Troubleshooting Lab: Design service chaining, including gateway transit

Diagnostic Scenarios

Scenario 1 — Root Cause

A network team reports that VMs in Spoke-A cannot communicate with the on-premises environment via VPN. The topology is classic hub-and-spoke: the Hub-VNet has an active and connected VPN gateway, and peerings between Hub and Spoke-A were created two weeks ago without incidents. Recently, the infrastructure team provisioned a virtual network gateway within Spoke-A itself for an ExpressRoute pilot project that was canceled before entering production. The gateway was kept for future use. The peering from Spoke-A to Hub-VNet continues to be listed as Connected in the portal.

The administrator runs the following command to check the effective routes on a VM NIC in Spoke-A:

az network nic show-effective-route-table \
  --resource-group rg-spoke-a \
  --name vm-spoke-a-nic01 \
  --output table

The output shows only routes from Spoke-A's local address space and no routes with on-premises network prefixes.

What is the root cause of the absence of on-premises routes on Spoke-A VMs?

A) The VPN gateway in Hub-VNet lost connection with the on-premises device and stopped advertising routes

B) The existence of a virtual network gateway in Spoke-A prevents Use remote gateways from being enabled on this VNet, blocking route propagation from the Hub

C) The peering between Spoke-A and Hub-VNet has Allow forwarded traffic disabled, preventing external routes from being accepted

D) The canceled ExpressRoute gateway left conflicting routes in Spoke-A's effective routing table

Scenario 2 — Action Decision

The security team identified that traffic between Spoke-B and Spoke-C is flowing directly between VMs without going through the centralized NVA in the Hub-VNet.
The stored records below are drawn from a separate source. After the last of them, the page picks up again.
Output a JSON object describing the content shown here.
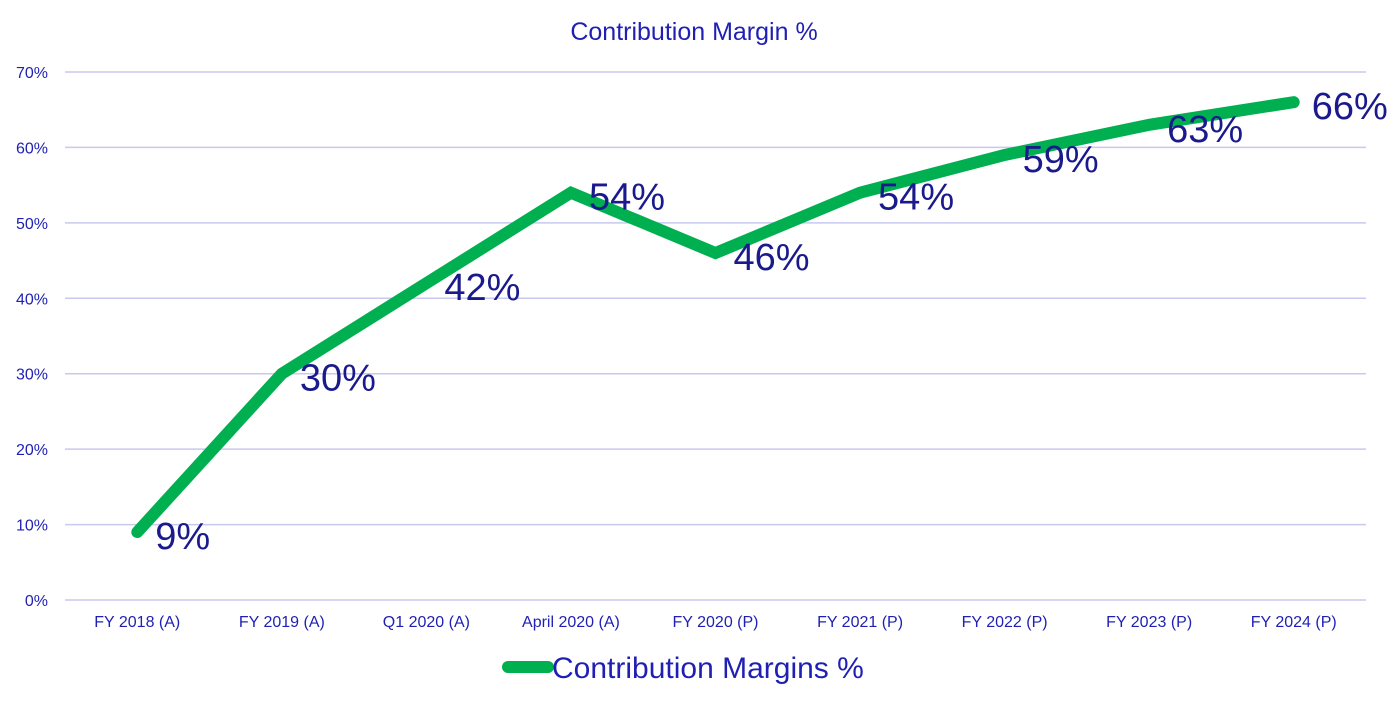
{
  "chart_data": {
    "type": "line",
    "title": "Contribution Margin %",
    "categories": [
      "FY 2018 (A)",
      "FY 2019 (A)",
      "Q1 2020 (A)",
      "April 2020 (A)",
      "FY 2020 (P)",
      "FY 2021 (P)",
      "FY 2022 (P)",
      "FY 2023 (P)",
      "FY 2024 (P)"
    ],
    "series": [
      {
        "name": "Contribution Margins %",
        "values": [
          9,
          30,
          42,
          54,
          46,
          54,
          59,
          63,
          66
        ],
        "labels": [
          "9%",
          "30%",
          "42%",
          "54%",
          "46%",
          "54%",
          "59%",
          "63%",
          "66%"
        ],
        "color": "#00b050"
      }
    ],
    "yticks": [
      "0%",
      "10%",
      "20%",
      "30%",
      "40%",
      "50%",
      "60%",
      "70%"
    ],
    "ylim": [
      0,
      70
    ],
    "grid": true,
    "legend": "bottom",
    "xlabel": "",
    "ylabel": ""
  },
  "colors": {
    "text": "#1f1fb4",
    "data_label": "#1a1a8c",
    "grid": "#c8c8f0",
    "line": "#00b050"
  }
}
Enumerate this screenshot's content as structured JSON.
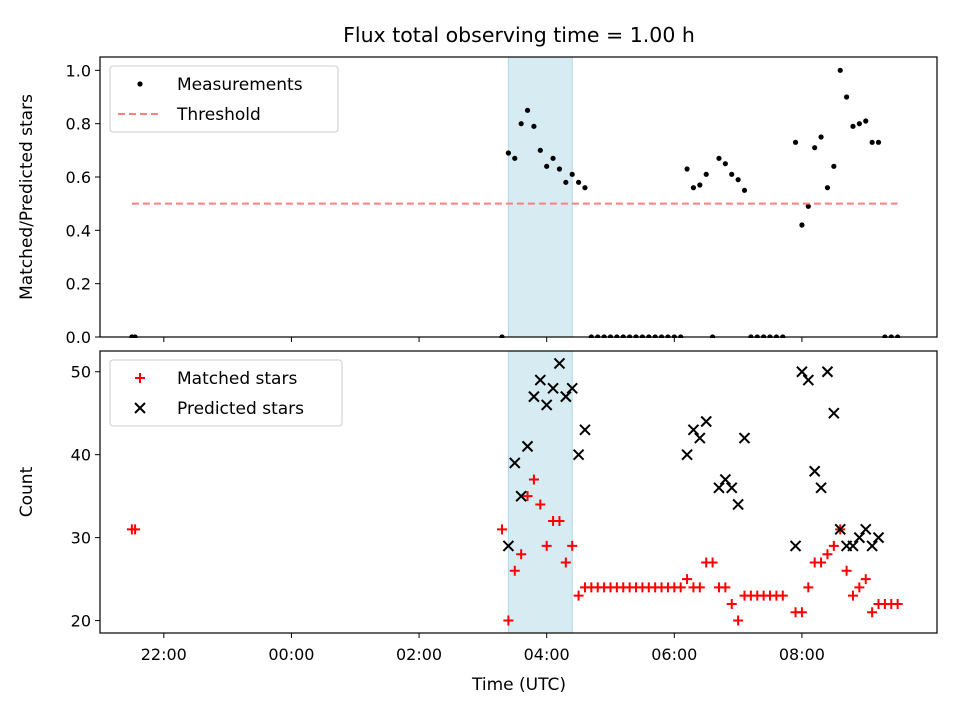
{
  "chart_data": {
    "type": "scatter",
    "title": "Flux total observing time = 1.00 h",
    "xlabel": "Time (UTC)",
    "x_ticks": [
      "22:00",
      "00:00",
      "02:00",
      "04:00",
      "06:00",
      "08:00"
    ],
    "shaded_span": {
      "from": "03:24",
      "to": "04:24",
      "color": "#add8e6"
    },
    "panels": [
      {
        "ylabel": "Matched/Predicted stars",
        "ylim": [
          0,
          1.05
        ],
        "y_ticks": [
          "0.0",
          "0.2",
          "0.4",
          "0.6",
          "0.8",
          "1.0"
        ],
        "legend_position": "upper-left",
        "series": [
          {
            "name": "Measurements",
            "marker": "dot",
            "color": "#000000",
            "points": [
              [
                "21:30",
                0
              ],
              [
                "21:33",
                0
              ],
              [
                "03:18",
                0
              ],
              [
                "03:24",
                0.69
              ],
              [
                "03:30",
                0.67
              ],
              [
                "03:36",
                0.8
              ],
              [
                "03:42",
                0.85
              ],
              [
                "03:48",
                0.79
              ],
              [
                "03:54",
                0.7
              ],
              [
                "04:00",
                0.64
              ],
              [
                "04:06",
                0.67
              ],
              [
                "04:12",
                0.63
              ],
              [
                "04:18",
                0.58
              ],
              [
                "04:24",
                0.61
              ],
              [
                "04:30",
                0.58
              ],
              [
                "04:36",
                0.56
              ],
              [
                "04:42",
                0
              ],
              [
                "04:48",
                0
              ],
              [
                "04:54",
                0
              ],
              [
                "05:00",
                0
              ],
              [
                "05:06",
                0
              ],
              [
                "05:12",
                0
              ],
              [
                "05:18",
                0
              ],
              [
                "05:24",
                0
              ],
              [
                "05:30",
                0
              ],
              [
                "05:36",
                0
              ],
              [
                "05:42",
                0
              ],
              [
                "05:48",
                0
              ],
              [
                "05:54",
                0
              ],
              [
                "06:00",
                0
              ],
              [
                "06:06",
                0
              ],
              [
                "06:12",
                0.63
              ],
              [
                "06:18",
                0.56
              ],
              [
                "06:24",
                0.57
              ],
              [
                "06:30",
                0.61
              ],
              [
                "06:36",
                0
              ],
              [
                "06:42",
                0.67
              ],
              [
                "06:48",
                0.65
              ],
              [
                "06:54",
                0.61
              ],
              [
                "07:00",
                0.59
              ],
              [
                "07:06",
                0.55
              ],
              [
                "07:12",
                0
              ],
              [
                "07:18",
                0
              ],
              [
                "07:24",
                0
              ],
              [
                "07:30",
                0
              ],
              [
                "07:36",
                0
              ],
              [
                "07:42",
                0
              ],
              [
                "07:54",
                0.73
              ],
              [
                "08:00",
                0.42
              ],
              [
                "08:06",
                0.49
              ],
              [
                "08:12",
                0.71
              ],
              [
                "08:18",
                0.75
              ],
              [
                "08:24",
                0.56
              ],
              [
                "08:30",
                0.64
              ],
              [
                "08:36",
                1.0
              ],
              [
                "08:42",
                0.9
              ],
              [
                "08:48",
                0.79
              ],
              [
                "08:54",
                0.8
              ],
              [
                "09:00",
                0.81
              ],
              [
                "09:06",
                0.73
              ],
              [
                "09:12",
                0.73
              ],
              [
                "09:18",
                0
              ],
              [
                "09:24",
                0
              ],
              [
                "09:30",
                0
              ]
            ]
          },
          {
            "name": "Threshold",
            "marker": "dashed-line",
            "color": "#ff7f7f",
            "points": [
              [
                "21:30",
                0.5
              ],
              [
                "09:30",
                0.5
              ]
            ]
          }
        ]
      },
      {
        "ylabel": "Count",
        "ylim": [
          18.5,
          52.5
        ],
        "y_ticks": [
          "20",
          "30",
          "40",
          "50"
        ],
        "legend_position": "upper-left",
        "series": [
          {
            "name": "Matched stars",
            "marker": "plus",
            "color": "#ff0000",
            "points": [
              [
                "21:30",
                31
              ],
              [
                "21:33",
                31
              ],
              [
                "03:18",
                31
              ],
              [
                "03:24",
                20
              ],
              [
                "03:30",
                26
              ],
              [
                "03:36",
                28
              ],
              [
                "03:42",
                35
              ],
              [
                "03:48",
                37
              ],
              [
                "03:54",
                34
              ],
              [
                "04:00",
                29
              ],
              [
                "04:06",
                32
              ],
              [
                "04:12",
                32
              ],
              [
                "04:18",
                27
              ],
              [
                "04:24",
                29
              ],
              [
                "04:30",
                23
              ],
              [
                "04:36",
                24
              ],
              [
                "04:42",
                24
              ],
              [
                "04:48",
                24
              ],
              [
                "04:54",
                24
              ],
              [
                "05:00",
                24
              ],
              [
                "05:06",
                24
              ],
              [
                "05:12",
                24
              ],
              [
                "05:18",
                24
              ],
              [
                "05:24",
                24
              ],
              [
                "05:30",
                24
              ],
              [
                "05:36",
                24
              ],
              [
                "05:42",
                24
              ],
              [
                "05:48",
                24
              ],
              [
                "05:54",
                24
              ],
              [
                "06:00",
                24
              ],
              [
                "06:06",
                24
              ],
              [
                "06:12",
                25
              ],
              [
                "06:18",
                24
              ],
              [
                "06:24",
                24
              ],
              [
                "06:30",
                27
              ],
              [
                "06:36",
                27
              ],
              [
                "06:42",
                24
              ],
              [
                "06:48",
                24
              ],
              [
                "06:54",
                22
              ],
              [
                "07:00",
                20
              ],
              [
                "07:06",
                23
              ],
              [
                "07:12",
                23
              ],
              [
                "07:18",
                23
              ],
              [
                "07:24",
                23
              ],
              [
                "07:30",
                23
              ],
              [
                "07:36",
                23
              ],
              [
                "07:42",
                23
              ],
              [
                "07:54",
                21
              ],
              [
                "08:00",
                21
              ],
              [
                "08:06",
                24
              ],
              [
                "08:12",
                27
              ],
              [
                "08:18",
                27
              ],
              [
                "08:24",
                28
              ],
              [
                "08:30",
                29
              ],
              [
                "08:36",
                31
              ],
              [
                "08:42",
                26
              ],
              [
                "08:48",
                23
              ],
              [
                "08:54",
                24
              ],
              [
                "09:00",
                25
              ],
              [
                "09:06",
                21
              ],
              [
                "09:12",
                22
              ],
              [
                "09:18",
                22
              ],
              [
                "09:24",
                22
              ],
              [
                "09:30",
                22
              ]
            ]
          },
          {
            "name": "Predicted stars",
            "marker": "x",
            "color": "#000000",
            "points": [
              [
                "03:24",
                29
              ],
              [
                "03:30",
                39
              ],
              [
                "03:36",
                35
              ],
              [
                "03:42",
                41
              ],
              [
                "03:48",
                47
              ],
              [
                "03:54",
                49
              ],
              [
                "04:00",
                46
              ],
              [
                "04:06",
                48
              ],
              [
                "04:12",
                51
              ],
              [
                "04:18",
                47
              ],
              [
                "04:24",
                48
              ],
              [
                "04:30",
                40
              ],
              [
                "04:36",
                43
              ],
              [
                "06:12",
                40
              ],
              [
                "06:18",
                43
              ],
              [
                "06:24",
                42
              ],
              [
                "06:30",
                44
              ],
              [
                "06:42",
                36
              ],
              [
                "06:48",
                37
              ],
              [
                "06:54",
                36
              ],
              [
                "07:00",
                34
              ],
              [
                "07:06",
                42
              ],
              [
                "07:54",
                29
              ],
              [
                "08:00",
                50
              ],
              [
                "08:06",
                49
              ],
              [
                "08:12",
                38
              ],
              [
                "08:18",
                36
              ],
              [
                "08:24",
                50
              ],
              [
                "08:30",
                45
              ],
              [
                "08:36",
                31
              ],
              [
                "08:42",
                29
              ],
              [
                "08:48",
                29
              ],
              [
                "08:54",
                30
              ],
              [
                "09:00",
                31
              ],
              [
                "09:06",
                29
              ],
              [
                "09:12",
                30
              ]
            ]
          }
        ]
      }
    ]
  }
}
The cause was confirmed: no UDRs were applied to Spoke-B and Spoke-C subnets. The environment is in production with dozens of active VMs in each Spoke. The NVA is already configured, with IP Forwarding enabled on the NIC, and the peering between each Spoke and the Hub has Allow forwarded traffic enabled.
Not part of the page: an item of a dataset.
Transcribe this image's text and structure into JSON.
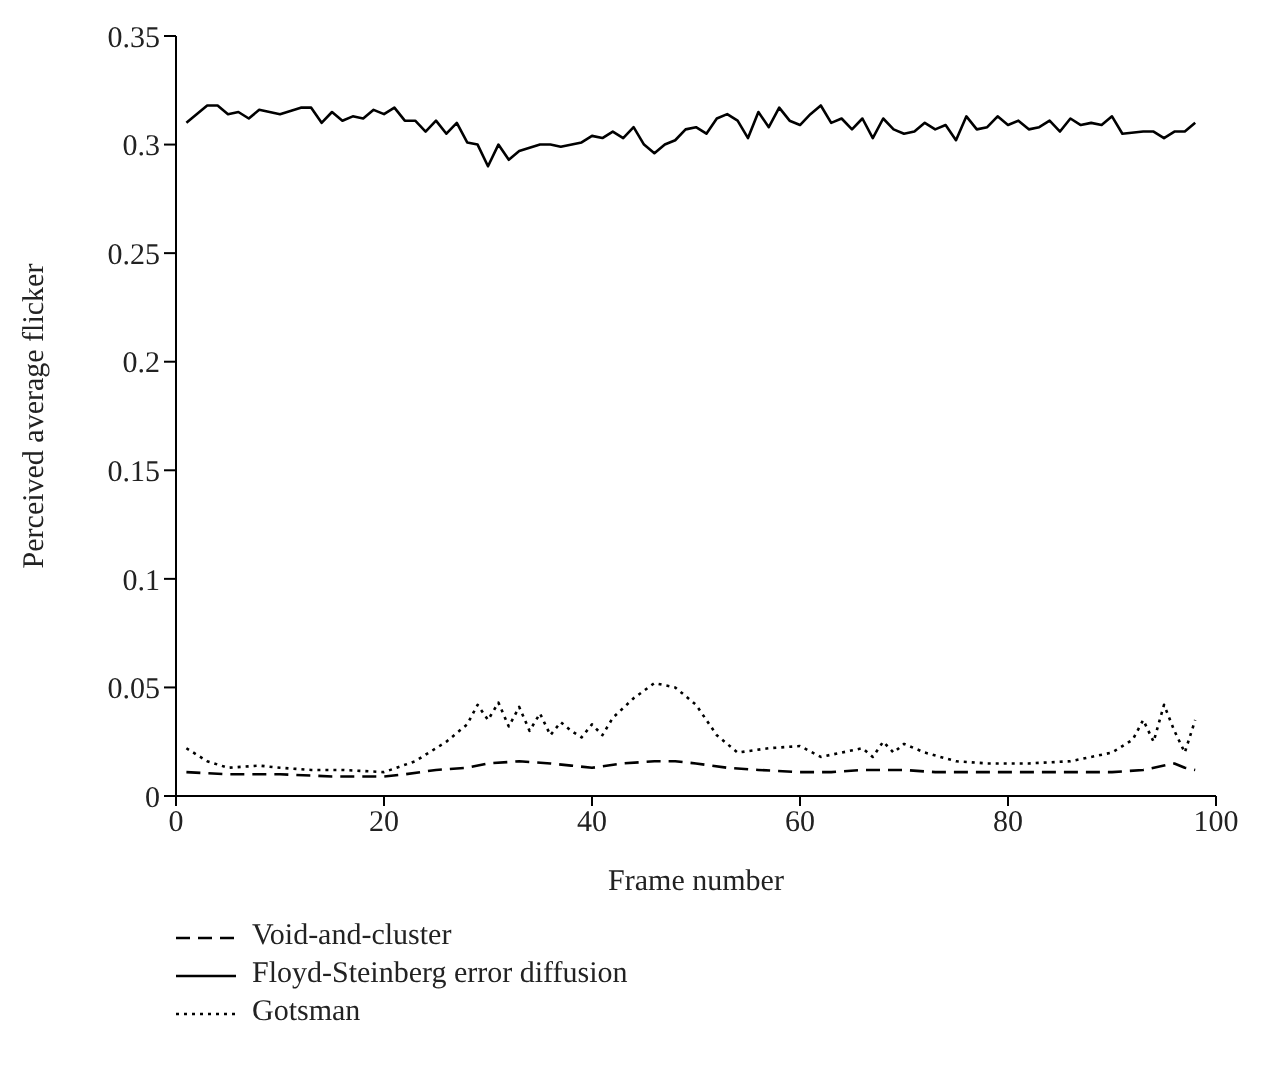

The team has a 30-minute maintenance window available now. The application running on the VMs is sensitive to interruptions and any route change causes a TCP session reconnection of approximately 8 seconds.

What is the correct action to take at this time?

A) Recreate the peerings between Spoke-B, Spoke-C and the Hub-VNet with correct configurations to force route table updates

B) Apply UDRs to Spoke-B and Spoke-C subnets during the maintenance window, accepting the predicted 8-second reconnection impact

C) Enable Use remote gateways on Spoke-B and Spoke-C so the Hub will automatically control routing between Spokes

D) Wait for a larger maintenance window before applying any changes, as recreating peerings causes more severe impact than applying UDRs

Scenario 3 — Root Cause

An engineer configured service chaining between Spoke-D and Spoke-E via NVA in the Hub-VNet. UDRs were applied correctly in both Spokes. IP Forwarding is enabled on the NVA NIC. The peering between Spoke-D and Hub-VNet has Allow forwarded traffic enabled. The peering between Hub-VNet and Spoke-E also has Allow forwarded traffic enabled.

During tests, pings from VMs in Spoke-D reach the NVA (confirmed via tcpdump on the NVA VM), but do not advance to Spoke-E. The engineer checks the NVA operating system:

cat /proc/sys/net/ipv4/ip_forward
0

The engineer then checks the Azure portal and confirms that the NVA NIC has the IP Forwarding option marked as Enabled.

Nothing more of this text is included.